印象派革命8-ガムランとドビュッシー
2023.05.06 12:11
パリ万博では、やはり植民地コーナーが設けられ、現地の生活や文化が紹介されていた。そこで衝撃を受けたのが音楽家ドビュッシーである。彼はジャワのガムラン音楽に「パレストリーナの対位法など児戯れに等しい一種の対位法」を聴くのである。そして「我々の打楽器の音など場末の野蛮な音にすぎない」とまでいう。

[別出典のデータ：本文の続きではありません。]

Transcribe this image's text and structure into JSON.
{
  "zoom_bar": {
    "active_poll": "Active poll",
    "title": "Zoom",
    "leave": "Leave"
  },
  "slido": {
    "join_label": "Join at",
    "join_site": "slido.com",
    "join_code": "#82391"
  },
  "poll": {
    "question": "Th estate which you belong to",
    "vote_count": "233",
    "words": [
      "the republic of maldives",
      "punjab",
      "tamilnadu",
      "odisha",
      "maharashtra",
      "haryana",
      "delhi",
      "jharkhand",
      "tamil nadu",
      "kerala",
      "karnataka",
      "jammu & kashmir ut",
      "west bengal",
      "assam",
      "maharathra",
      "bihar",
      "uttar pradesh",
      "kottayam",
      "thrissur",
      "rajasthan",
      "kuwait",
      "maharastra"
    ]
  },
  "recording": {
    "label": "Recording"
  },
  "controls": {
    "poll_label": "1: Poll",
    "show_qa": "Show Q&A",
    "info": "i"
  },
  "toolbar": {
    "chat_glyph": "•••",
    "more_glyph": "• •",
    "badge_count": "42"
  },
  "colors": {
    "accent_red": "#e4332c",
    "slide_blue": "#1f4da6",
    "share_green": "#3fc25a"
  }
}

しかし主流の音楽家は全くの反対、大御所のサン=サーンスなどは、べトナムの舞踊に「喉を斬られた獣のうめき声」と酷評をする。ところがドビュッシーは、バイロイトと比較できる」というほどの評価を与えるのである。
彼はこれを機にワグナーのロマン派音楽から離れ、ガムランの神秘的な響きを取り入れた音楽を作曲していく。その影響が顕著に出ているのが、1893年に作曲されたピアノ曲集「版画」の中の「塔」という作品である。タイトルの「版画」というのは「浮世絵」塔というのは仏教の「パゴダ」を意味している。
この頃になると、オリエンタリズムやジャポニズムはパリを中心としてヨーロッパを席巻しつつあった。そして西洋芸術はそれを取り入れて新たな領域を創造する。西洋モダニズムの集大成といえるパリ万博から、反モダニズムが始まったのはなかなか興味深いことである。